How to wear a weightlifting belt?
1) Take a breath (hold it)
2) Place the belt in position and brace the abdominal wall
3) Draw the belt just tight enough to slightly restrict your braced abdominal position to achieve maximum benefit
Weightlifting belts are going to be uncomfortable for a while, especially as you’re learning to get used to one. However, once you get comfortable with your belt, you can start to experiment with changing the belt’s position on your torso. For instance, Omar Isuf, a strength and performance coach, says that experienced belt-users tend to wear their belts higher on their torso during a deadlift than they do during a squat. More specifically, in a deadlift you might find wearing it around the mid stomach to be more comfortable. During a squat, you might like it above the iliac crest.

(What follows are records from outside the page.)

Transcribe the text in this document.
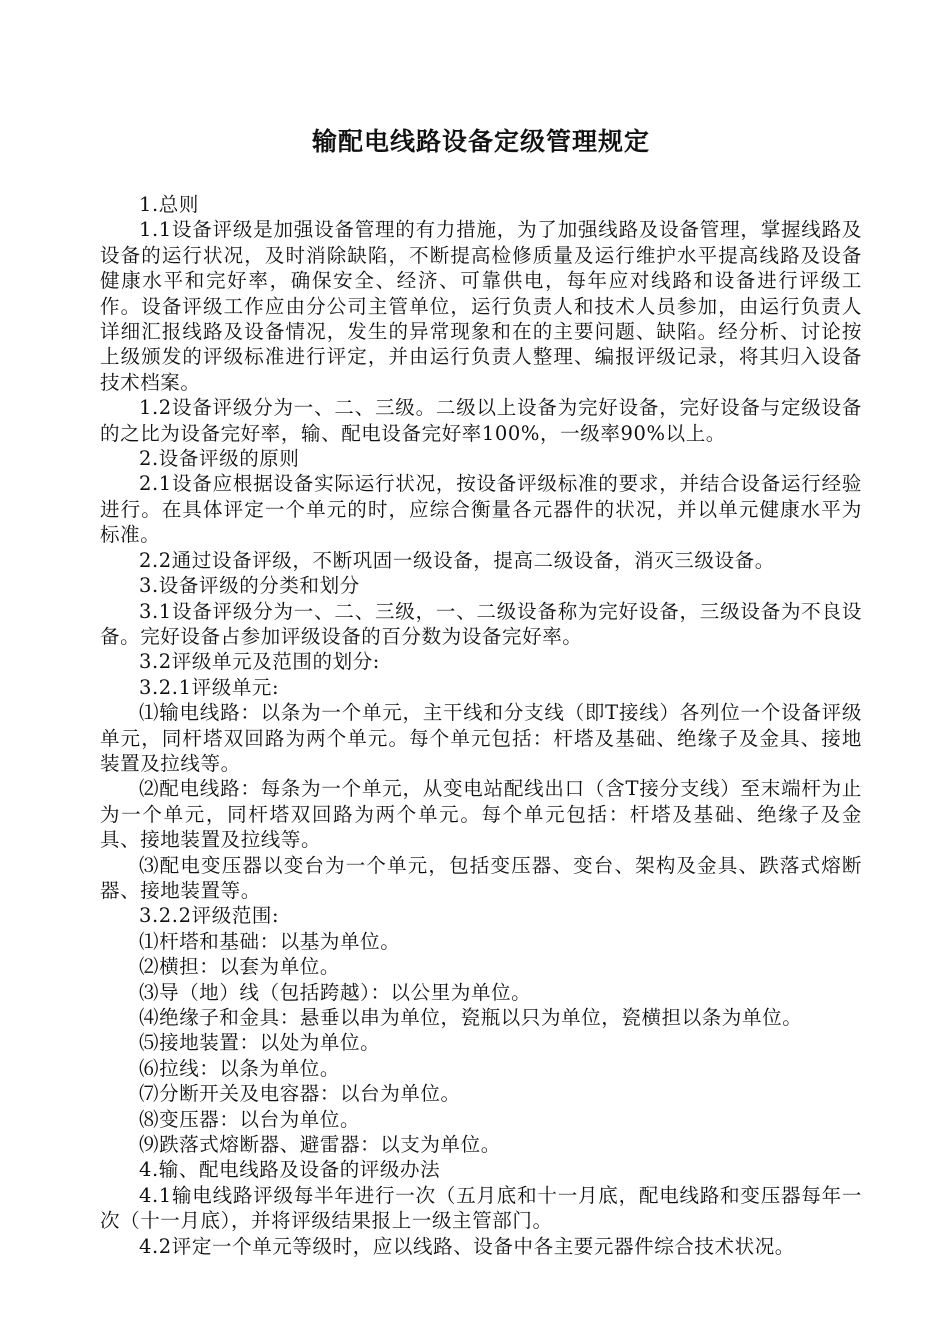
输配电线路设备定级管理规定

1.总则

1.1设备评级是加强设备管理的有力措施，为了加强线路及设备管理，掌握线路及设备的运行状况，及时消除缺陷，不断提高检修质量及运行维护水平提高线路及设备健康水平和完好率，确保安全、经济、可靠供电，每年应对线路和设备进行评级工作。设备评级工作应由分公司主管单位，运行负责人和技术人员参加，由运行负责人详细汇报线路及设备情况，发生的异常现象和在的主要问题、缺陷。经分析、讨论按上级颁发的评级标准进行评定，并由运行负责人整理、编报评级记录，将其归入设备技术档案。

1.2设备评级分为一、二、三级。二级以上设备为完好设备，完好设备与定级设备的之比为设备完好率，输、配电设备完好率100%，一级率90%以上。

2.设备评级的原则

2.1设备应根据设备实际运行状况，按设备评级标准的要求，并结合设备运行经验进行。在具体评定一个单元的时，应综合衡量各元器件的状况，并以单元健康水平为标准。

2.2通过设备评级，不断巩固一级设备，提高二级设备，消灭三级设备。

3.设备评级的分类和划分

3.1设备评级分为一、二、三级，一、二级设备称为完好设备，三级设备为不良设备。完好设备占参加评级设备的百分数为设备完好率。

3.2评级单元及范围的划分:

3.2.1评级单元:

⑴输电线路：以条为一个单元，主干线和分支线（即T接线）各列位一个设备评级单元，同杆塔双回路为两个单元。每个单元包括：杆塔及基础、绝缘子及金具、接地装置及拉线等。

⑵配电线路：每条为一个单元，从变电站配线出口（含T接分支线）至末端杆为止为一个单元，同杆塔双回路为两个单元。每个单元包括：杆塔及基础、绝缘子及金具、接地装置及拉线等。

⑶配电变压器以变台为一个单元，包括变压器、变台、架构及金具、跌落式熔断器、接地装置等。

3.2.2评级范围:

⑴杆塔和基础：以基为单位。

⑵横担：以套为单位。

⑶导（地）线（包括跨越）：以公里为单位。

⑷绝缘子和金具：悬垂以串为单位，瓷瓶以只为单位，瓷横担以条为单位。

⑸接地装置：以处为单位。

⑹拉线：以条为单位。

⑺分断开关及电容器：以台为单位。

⑻变压器：以台为单位。

⑼跌落式熔断器、避雷器：以支为单位。

4.输、配电线路及设备的评级办法

4.1输电线路评级每半年进行一次（五月底和十一月底，配电线路和变压器每年一次（十一月底），并将评级结果报上一级主管部门。

4.2评定一个单元等级时，应以线路、设备中各主要元器件综合技术状况。
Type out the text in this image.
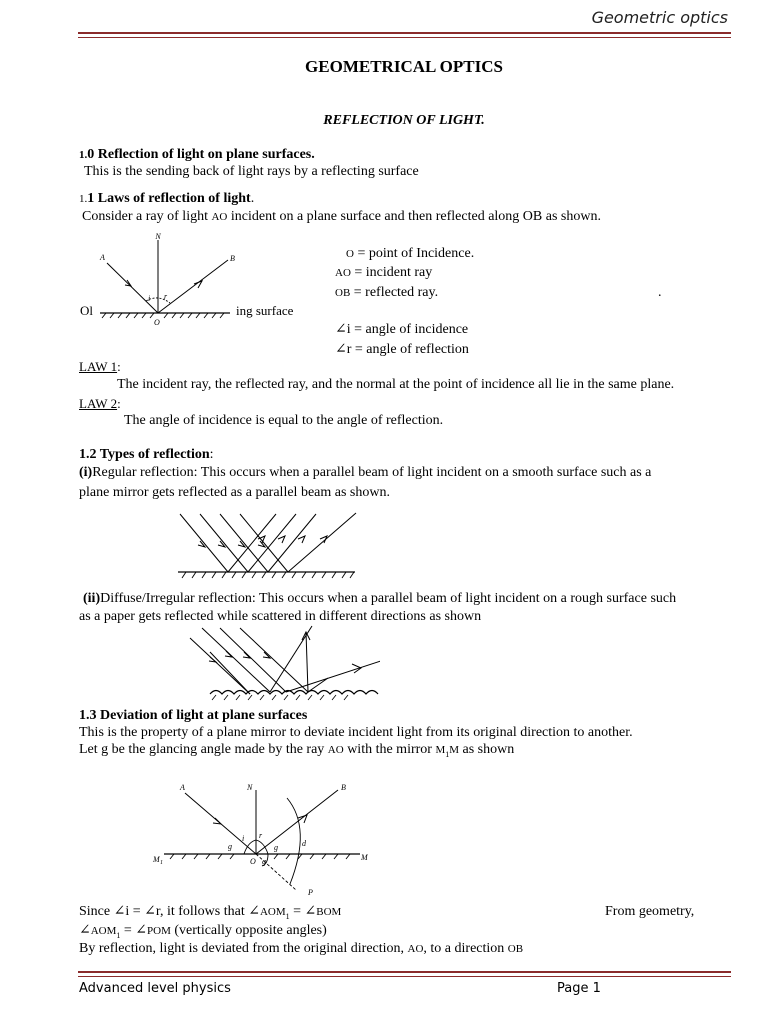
Geometric optics
GEOMETRICAL OPTICS
REFLECTION OF LIGHT.
1.0 Reflection of light on plane surfaces.
This is the sending back of light rays by a reflecting surface
1.1 Laws of reflection of light.
Consider a ray of light AO incident on a plane surface and then reflected along OB as shown.
N
A	B
O
i r
Ol	ing surface
O = point of Incidence.
AO = incident ray
OB = reflected ray.	.
∠i = angle of incidence
∠r = angle of reflection
LAW 1:
The incident ray, the reflected ray, and the normal at the point of incidence all lie in the same plane.
LAW 2:
The angle of incidence is equal to the angle of reflection.
1.2 Types of reflection:
(i)Regular reflection: This occurs when a parallel beam of light incident on a smooth surface such as a
plane mirror gets reflected as a parallel beam as shown.
(ii)Diffuse/Irregular reflection: This occurs when a parallel beam of light incident on a rough surface such
as a paper gets reflected while scattered in different directions as shown
1.3 Deviation of light at plane surfaces
This is the property of a plane mirror to deviate incident light from its original direction to another.
Let g be the glancing angle made by the ray AO with the mirror $M_1M$ as shown
A	N	B
i r
d
g	g
g
O
M 1
M
P
Since ∠i = ∠r, it follows that $\angle AOM_1$ = ∠BOM	From geometry,
$\angle AOM_1$ = ∠POM (vertically opposite angles)
By reflection, light is deviated from the original direction, AO, to a direction OB
Advanced level physics	Page 1
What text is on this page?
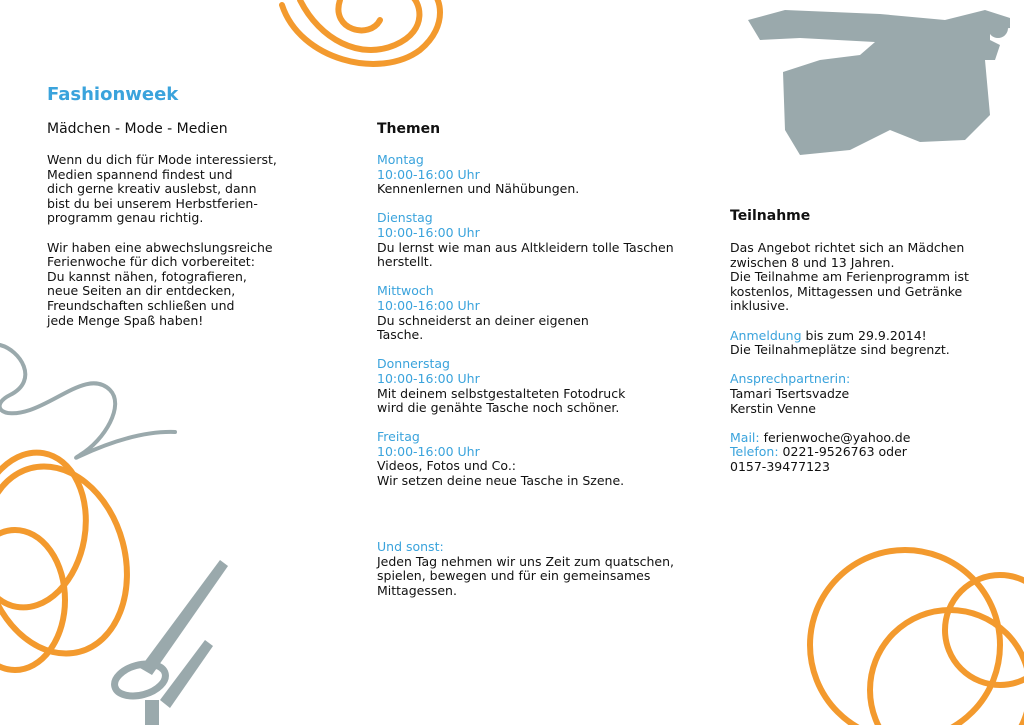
Fashionweek
Mädchen - Mode - Medien
Wenn du dich für Mode interessierst,
Medien spannend findest und
dich gerne kreativ auslebst, dann
bist du bei unserem Herbstferien-
programm genau richtig.
Wir haben eine abwechslungsreiche
Ferienwoche für dich vorbereitet:
Du kannst nähen, fotografieren,
neue Seiten an dir entdecken,
Freundschaften schließen und
jede Menge Spaß haben!
Themen
Montag
10:00-16:00 Uhr
Kennenlernen und Nähübungen.
Dienstag
10:00-16:00 Uhr
Du lernst wie man aus Altkleidern tolle Taschen
herstellt.
Mittwoch
10:00-16:00 Uhr
Du schneiderst an deiner eigenen
Tasche.
Donnerstag
10:00-16:00 Uhr
Mit deinem selbstgestalteten Fotodruck
wird die genähte Tasche noch schöner.
Freitag
10:00-16:00 Uhr
Videos, Fotos und Co.:
Wir setzen deine neue Tasche in Szene.
Und sonst:
Jeden Tag nehmen wir uns Zeit zum quatschen,
spielen, bewegen und für ein gemeinsames
Mittagessen.
Teilnahme
Das Angebot richtet sich an Mädchen
zwischen 8 und 13 Jahren.
Die Teilnahme am Ferienprogramm ist
kostenlos, Mittagessen und Getränke
inklusive.
Anmeldung bis zum 29.9.2014!
Die Teilnahmeplätze sind begrenzt.
Ansprechpartnerin:
Tamari Tsertsvadze
Kerstin Venne
Mail: ferienwoche@yahoo.de
Telefon: 0221-9526763 oder
0157-39477123
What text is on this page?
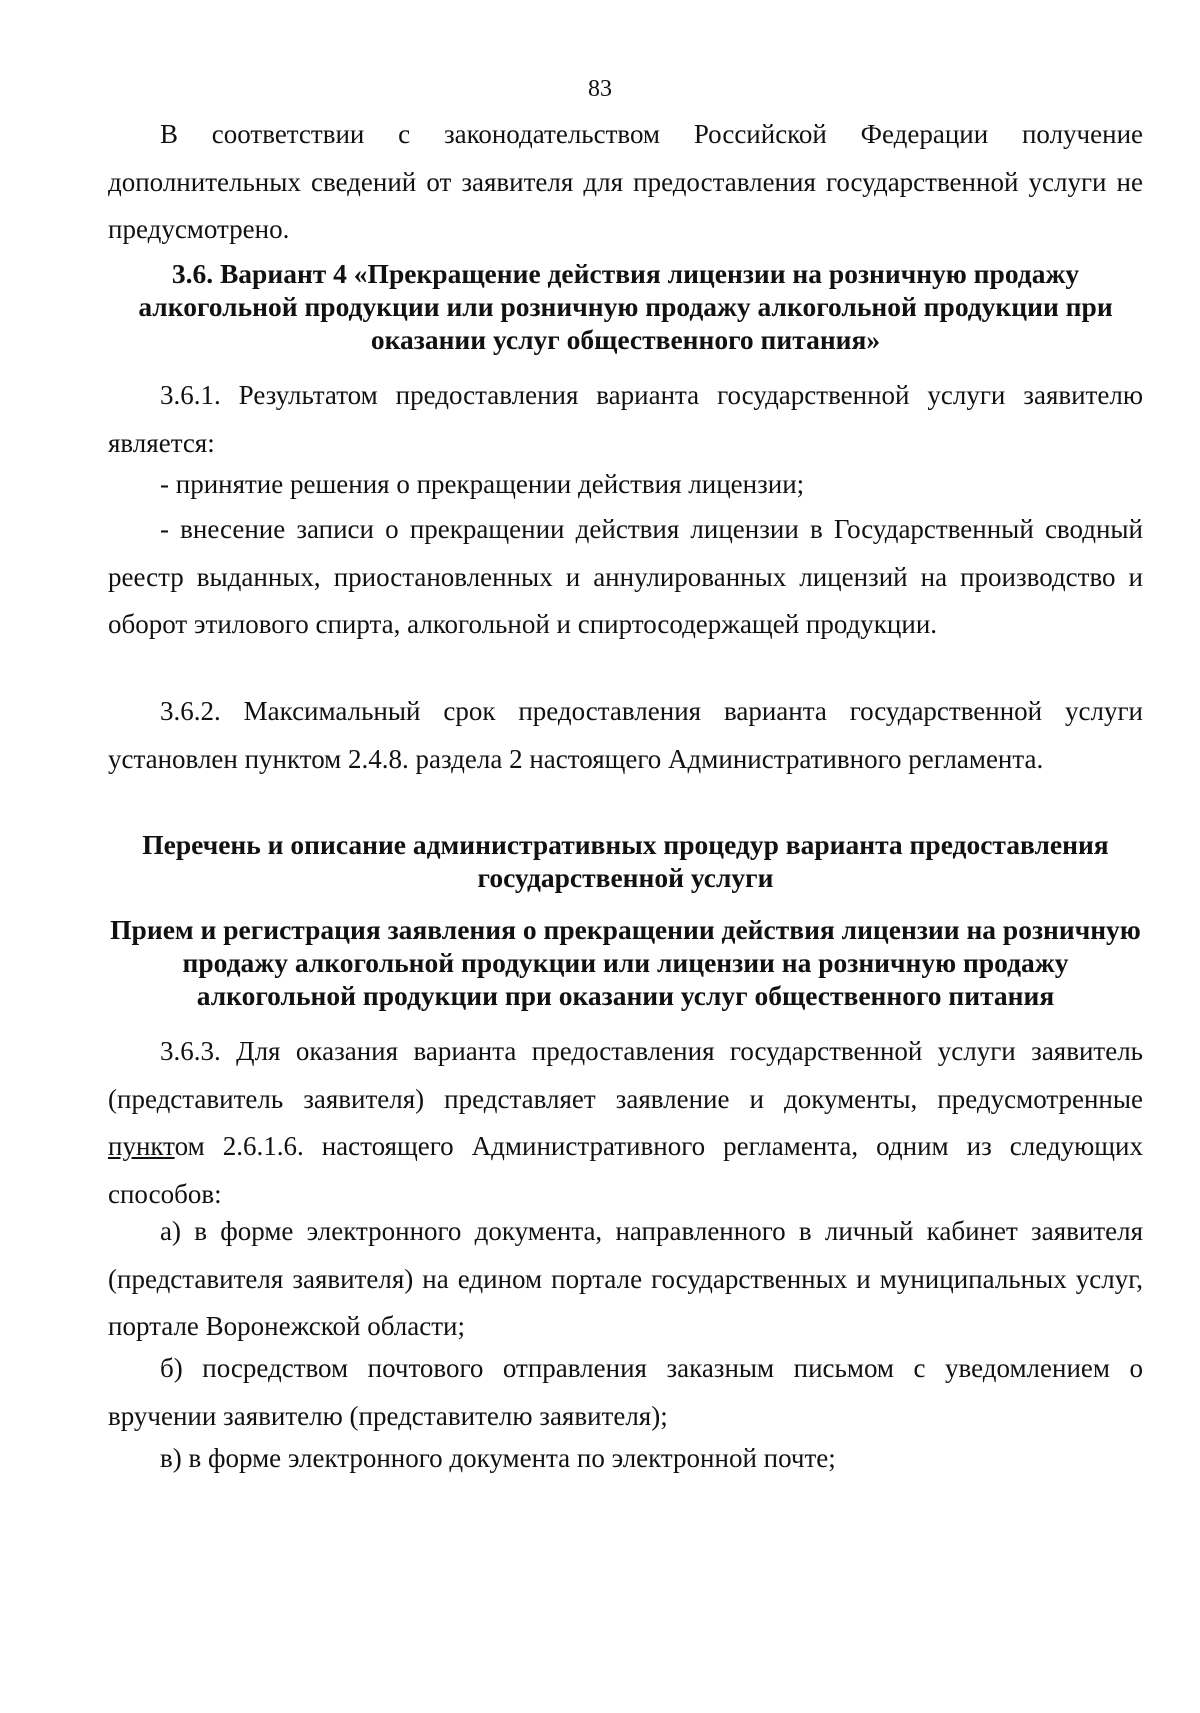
83

В соответствии с законодательством Российской Федерации получение дополнительных сведений от заявителя для предоставления государственной услуги не предусмотрено.

3.6. Вариант 4 «Прекращение действия лицензии на розничную продажу алкогольной продукции или розничную продажу алкогольной продукции при оказании услуг общественного питания»

3.6.1. Результатом предоставления варианта государственной услуги заявителю является:

- принятие решения о прекращении действия лицензии;

- внесение записи о прекращении действия лицензии в Государственный сводный реестр выданных, приостановленных и аннулированных лицензий на производство и оборот этилового спирта, алкогольной и спиртосодержащей продукции.

3.6.2. Максимальный срок предоставления варианта государственной услуги установлен пунктом 2.4.8. раздела 2 настоящего Административного регламента.

Перечень и описание административных процедур варианта предоставления государственной услуги

Прием и регистрация заявления о прекращении действия лицензии на розничную продажу алкогольной продукции или лицензии на розничную продажу алкогольной продукции при оказании услуг общественного питания

3.6.3. Для оказания варианта предоставления государственной услуги заявитель (представитель заявителя) представляет заявление и документы, предусмотренные пунктом 2.6.1.6. настоящего Административного регламента, одним из следующих способов:

а) в форме электронного документа, направленного в личный кабинет заявителя (представителя заявителя) на едином портале государственных и муниципальных услуг, портале Воронежской области;

б) посредством почтового отправления заказным письмом с уведомлением о вручении заявителю (представителю заявителя);

в) в форме электронного документа по электронной почте;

You also want your belt to be tight enough to stay in the same place while you lift, but not so tight that you’re cutting off full, deep breaths or circulation. The clothes you wear and even down to how much water you’re holding could influence how tightly you have to pull your belt. If you’re just learning, it’s okay to wear it a tad looser until you learn to love its not-so-tender embrace. Finally, keep in mind that your new belt needs to be broken in the same way a shoe does.